Spahr, 65, a lesbian activist and retired Presbyterian minister from San Rafael, declined to predict an outcome following a two-hour hearing Friday at Presbyterian Church headquarters in Louisville, Ky.
"It's been wonderfully inspiring," Spahr said in a telephone interview. "So we wait, but we're with wonderful family and friends."
Her web page contains a history of the case, photos of the weekend in Louisville, resources and much more.
Is she guilty or not? The prosecution says no one is above the law. The defense says there is no constitutional ban on same-sex weddings. Check out commentary on Witherspoon.
I personally vote not guilty. This case regarding Rev. Jane Spahr is about freedom to do ministry within the dictates of our conscience, guided by the whole of our Constitution. It is about freedom to care pastorally for people.
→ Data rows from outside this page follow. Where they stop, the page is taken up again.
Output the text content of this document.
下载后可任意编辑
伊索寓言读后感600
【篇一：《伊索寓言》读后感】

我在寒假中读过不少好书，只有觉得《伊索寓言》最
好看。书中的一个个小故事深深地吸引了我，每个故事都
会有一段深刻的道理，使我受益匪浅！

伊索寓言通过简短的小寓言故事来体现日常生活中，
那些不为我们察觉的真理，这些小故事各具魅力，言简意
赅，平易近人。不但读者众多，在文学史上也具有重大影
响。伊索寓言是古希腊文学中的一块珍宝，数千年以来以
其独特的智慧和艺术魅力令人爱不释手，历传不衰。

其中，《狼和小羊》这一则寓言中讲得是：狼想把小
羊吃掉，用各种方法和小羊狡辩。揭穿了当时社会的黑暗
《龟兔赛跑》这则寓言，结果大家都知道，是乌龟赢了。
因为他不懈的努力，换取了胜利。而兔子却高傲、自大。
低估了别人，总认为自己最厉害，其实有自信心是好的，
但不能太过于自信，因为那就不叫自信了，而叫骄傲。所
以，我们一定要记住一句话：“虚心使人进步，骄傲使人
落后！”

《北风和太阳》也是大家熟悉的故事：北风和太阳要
Part of the issue here is a witch hunt against ministers who care pastorally for lgbt people. I wonder how many ministers have never bent the rules in order to provide pastoral care for others. Frankly, any minister who is so rule-bound that they would never break a jot or tittle in order to care for someone in need clearly would be a butthead.
At my first church I baptized a baby who was stillborn in the hospital. It was a decision I made as a minister to care for this couple in their time of loss. If I was in the same situation, I think I would do the same thing again. Did I flaunt the Book of Order or the Constitution? Did I act above the law? Was that activity the same as "stealing church money" as Jim Berkley says of Rev. Spahr's work of pastoral care? Did I "thumb my nose" at the authority of the church?
Or did I do what ministers do on a daily basis, care for people as best they can and use the resources and gifts available to provide that care? I am a Book of Order kind of guy. I believe in our Constitution and follow it, just like Rev. Jane Spahr does. There are times in which we do what our conscience tells us we need to do. Presbyterians have historically understood that.
Baptizing stillborn children is not what we Presbyterians normally do. Someone could make a case that I violated my ordination vows by doing so. Not only did I simply do it, I admitted it. I included it in my statement of faith that I presented to the Committee on Ministry upon my entry into Holston Presbytery. They asked me about it and were satisfied that it was an act of pastoral care.
My point is that those who claim to love the law are selective about it. I have yet to meet a minister who has never allowed pastoral need to trump the Book of Order on some occasion. We all know this. The church courts should be filled with ministers who have violated the Book of Order and are not repentant for doing it. But of course, the courts are not full. We only seem to have the energy and desire to prosecute lgbt people and their allies.